BY WHAT CRITERIA DID THE WHITE HOUSE EVALUATE TALON NEWS? Talon News is the brainchild of a Republican activist from Texas, Bobby Eberle. Eberle, who runs the aptly named “GOPUSA,” told the New York Times he created Talon News because he wanted to quietly construct a news service with a conservative slant: “if someone were to see ‘GOPUSA,’ there’s an instant built-in bias there.” In denying Gannon a pass, the congressional press office pointed out Gannon was unable to show that “Talon News has any paid subscribers.” They also found that while actual working reporters can show their principal income comes from reporting stories for publication in actual news services, Talon’s “paying a single reporter a ‘stipend’ does not meet the intent of the rule.” As the Washington Post’s Dana Milbank put it, Gannon was “representing a phony media company that doesn’t really have any such thing as circulation or readership.”
HOW DID GANNON GET A WHITE HOUSE PRESS PASS UNDER A FAKE NAME?: Jeff Gannon’s real name is James Guckert. (He told Wolf Blitzer that he changed his name because “Jeff Gannon” was easier to pronounce.) Although all applications for White House press passes are supposed to be thoroughly vetted, White House Press Secretary Scott McClellan said he was unaware that Gannon was using an alias. His predecessor, Ari Fleischer, also pleads ignorance. Gannon signed in to the White House each day as “Jeff Guckert,” a name which did not match his pass — yet no one seemed to think that was strange. In fact, no one at the White House seems overly concerned with what amounts to a stunning national security breach.

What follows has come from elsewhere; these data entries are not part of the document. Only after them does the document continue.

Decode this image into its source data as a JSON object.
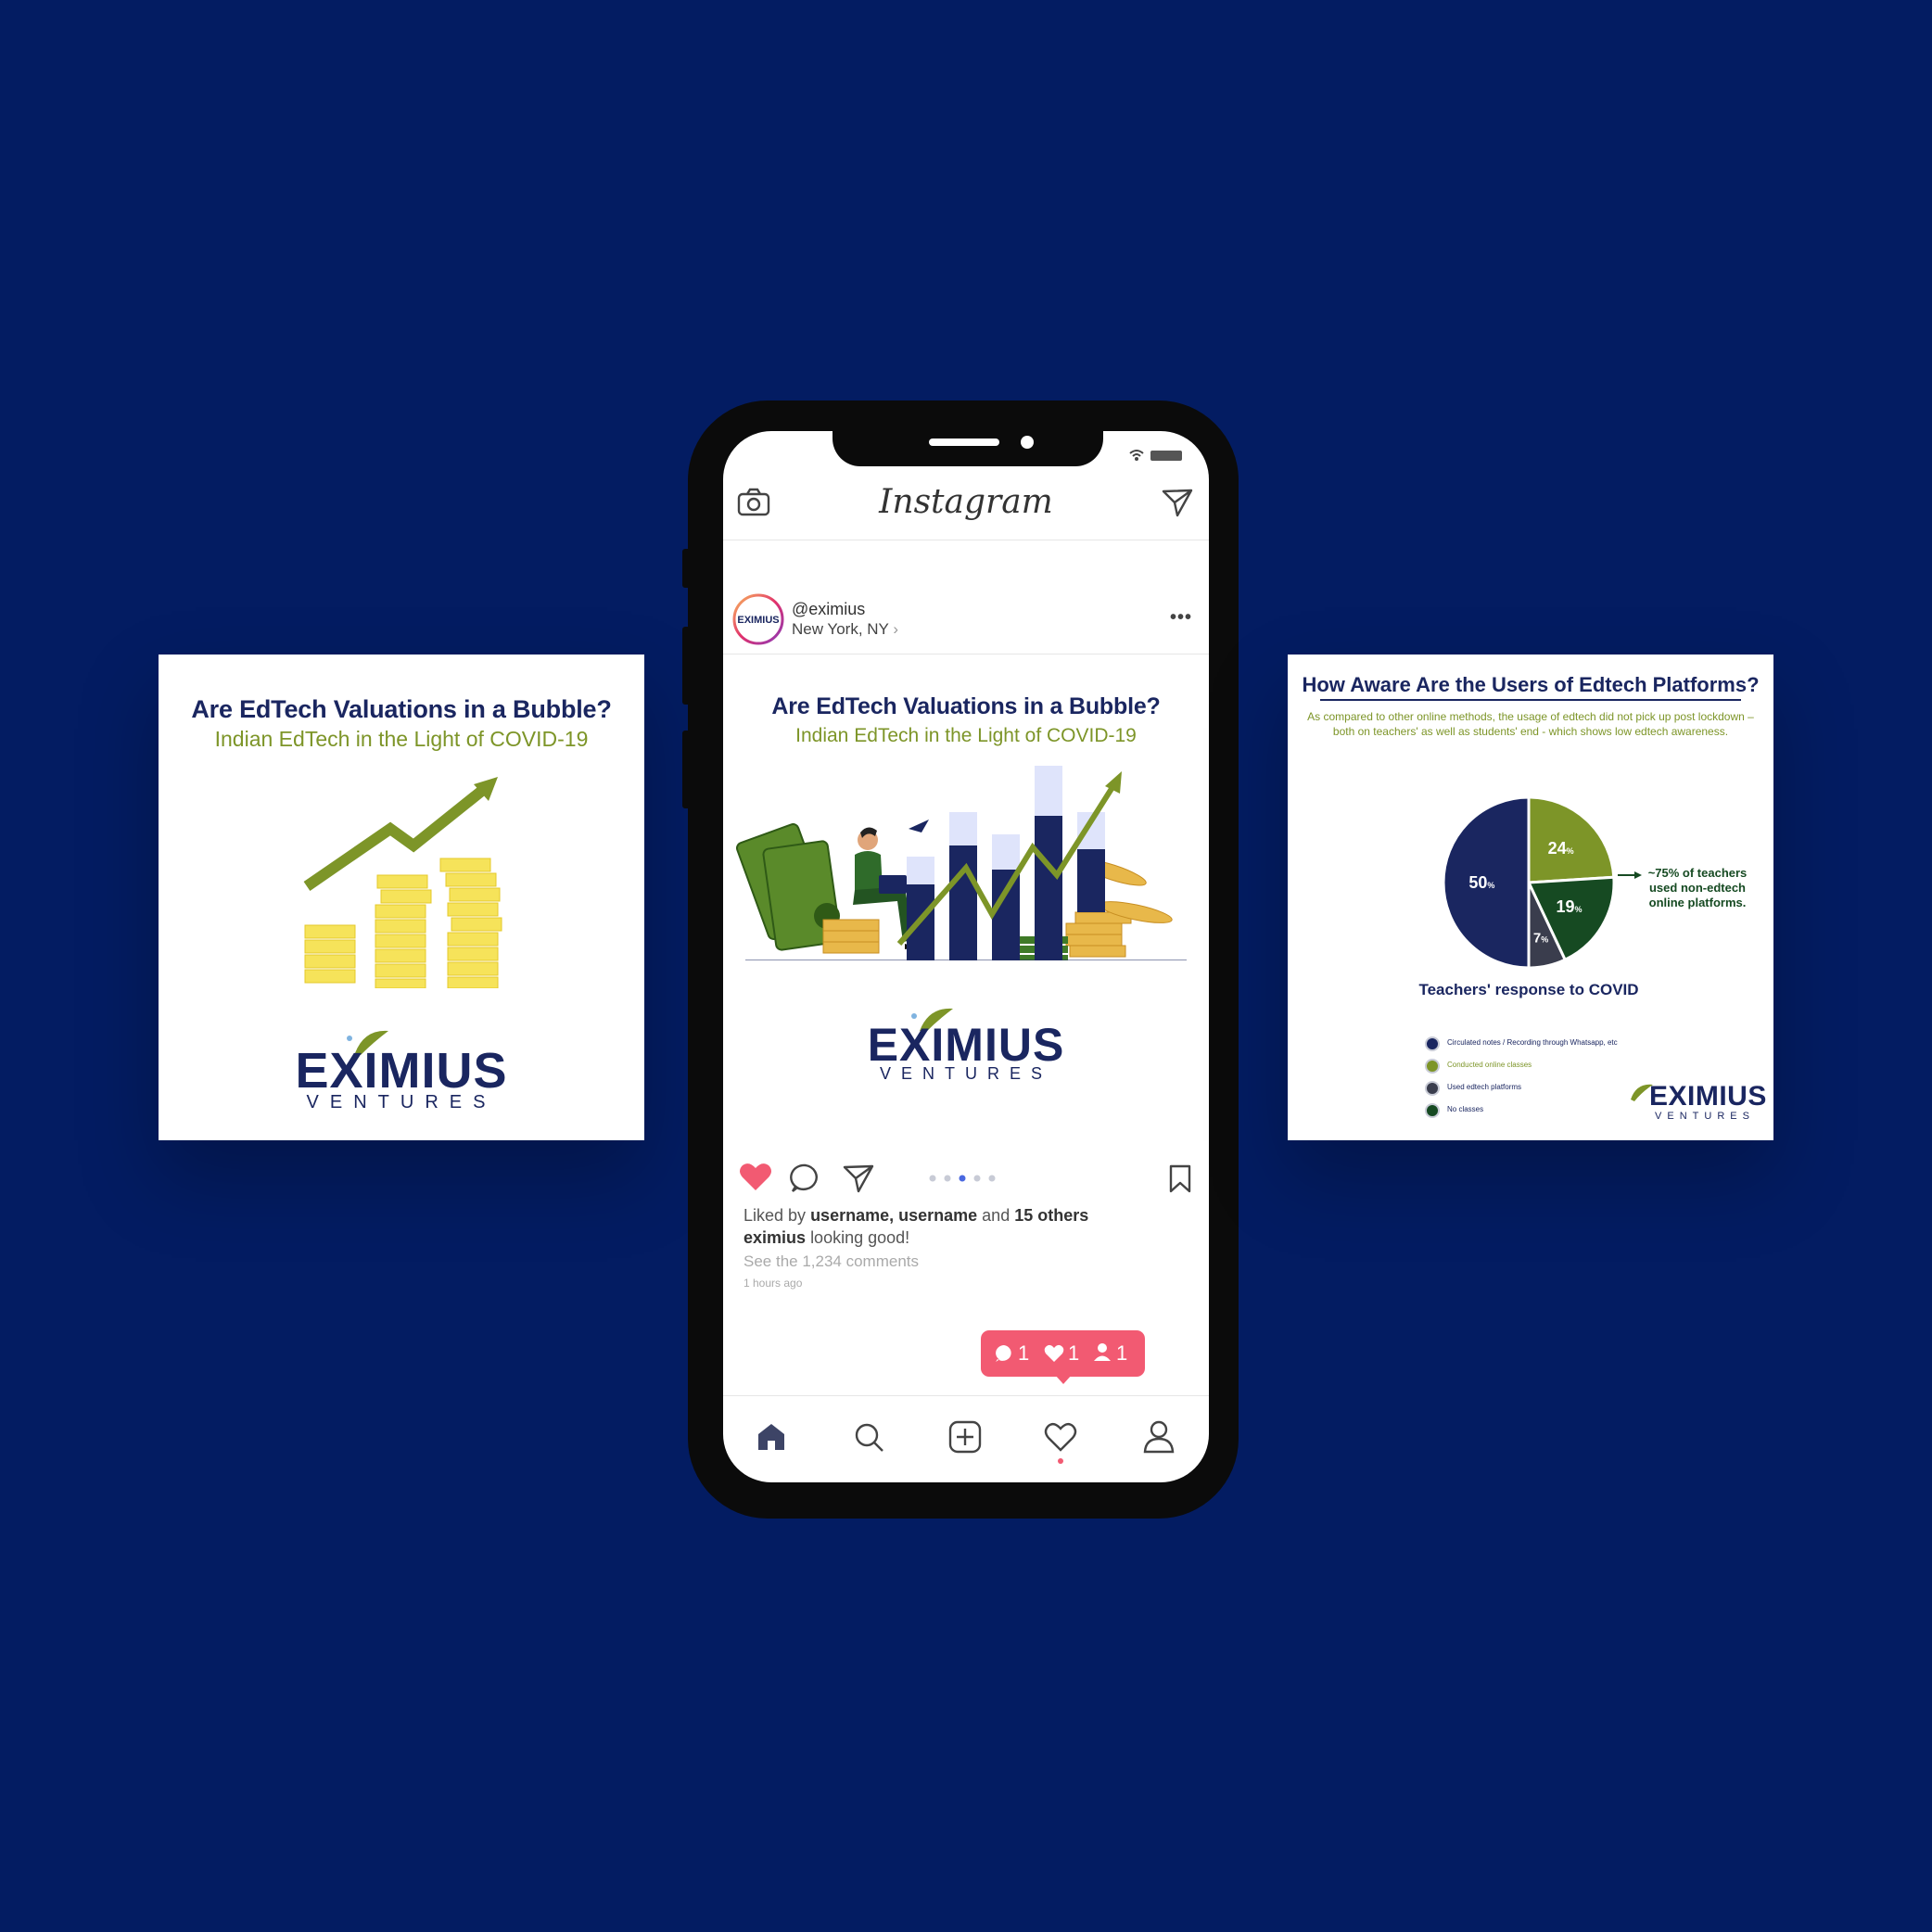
{
  "colors": {
    "background": "#031c62",
    "navy": "#1a2660",
    "olive": "#7d9528",
    "dark_green": "#164a22",
    "slate": "#3a3d4d",
    "heart": "#f25a72"
  },
  "left_card": {
    "title": "Are EdTech Valuations in a Bubble?",
    "subtitle": "Indian EdTech in the Light of COVID-19",
    "logo_main": "EXIMIUS",
    "logo_sub": "VENTURES"
  },
  "phone": {
    "app_title": "Instagram",
    "icons": {
      "camera": "camera-icon",
      "direct": "paper-plane-icon",
      "more": "more-dots-icon"
    },
    "post": {
      "username": "@eximius",
      "location": "New York, NY",
      "title": "Are EdTech Valuations in a Bubble?",
      "subtitle": "Indian EdTech in the Light of COVID-19",
      "logo_main": "EXIMIUS",
      "logo_sub": "VENTURES",
      "liked_prefix": "Liked by",
      "liked_users": "username, username",
      "liked_and": "and",
      "liked_others": "15 others",
      "caption_user": "eximius",
      "caption_text": "looking good!",
      "comments_link": "See the 1,234 comments",
      "time_ago": "1 hours ago",
      "carousel": {
        "count": 5,
        "active": 3
      }
    },
    "notifications": {
      "comments": "1",
      "likes": "1",
      "follows": "1"
    },
    "bottom_nav": [
      "home-icon",
      "search-icon",
      "add-icon",
      "activity-heart-icon",
      "profile-icon"
    ]
  },
  "right_card": {
    "title": "How Aware Are the Users of Edtech Platforms?",
    "subtitle": "As compared to other online methods, the usage of edtech did not pick up post lockdown – both on teachers' as well as students' end - which shows low edtech awareness.",
    "annotation": "~75% of teachers used non-edtech online platforms.",
    "logo_main": "EXIMIUS",
    "logo_sub": "VENTURES",
    "chart_data": {
      "type": "pie",
      "title": "Teachers' response to COVID",
      "slices": [
        {
          "label": "Circulated notes / Recording through Whatsapp, etc",
          "value": 50,
          "display": "50",
          "color": "#1a2660"
        },
        {
          "label": "Conducted online classes",
          "value": 24,
          "display": "24",
          "color": "#7d9528"
        },
        {
          "label": "Used edtech platforms",
          "value": 7,
          "display": "7",
          "color": "#3a3d4d"
        },
        {
          "label": "No classes",
          "value": 19,
          "display": "19",
          "color": "#164a22"
        }
      ],
      "unit": "%",
      "legend_placement": "bottom-left"
    }
  }
}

WHAT IS GANNON’S CONNECTION TO THE VALERIE PLAME CASE?: Jeff Gannon has been interviewed by FBI agents who are investigating another security breach in the White House, namely, the leaking of CIA agent Valerie Plame’s name to the press. So far, Gannon has been coy, giving “conflicting signals, over many months, concerning whether he saw a secret document or merely knew about it from other sources.” Today he says he never really saw the memo, he’d only read about it in the Wall Street Journal. Reps. Conyers and Slaughter are asking Patrick Fitzgerald, the lead prosecutor in the Plame investigation, to subpoena the journal Gannon kept over the past two years to find out what Gannon actually knew, and when.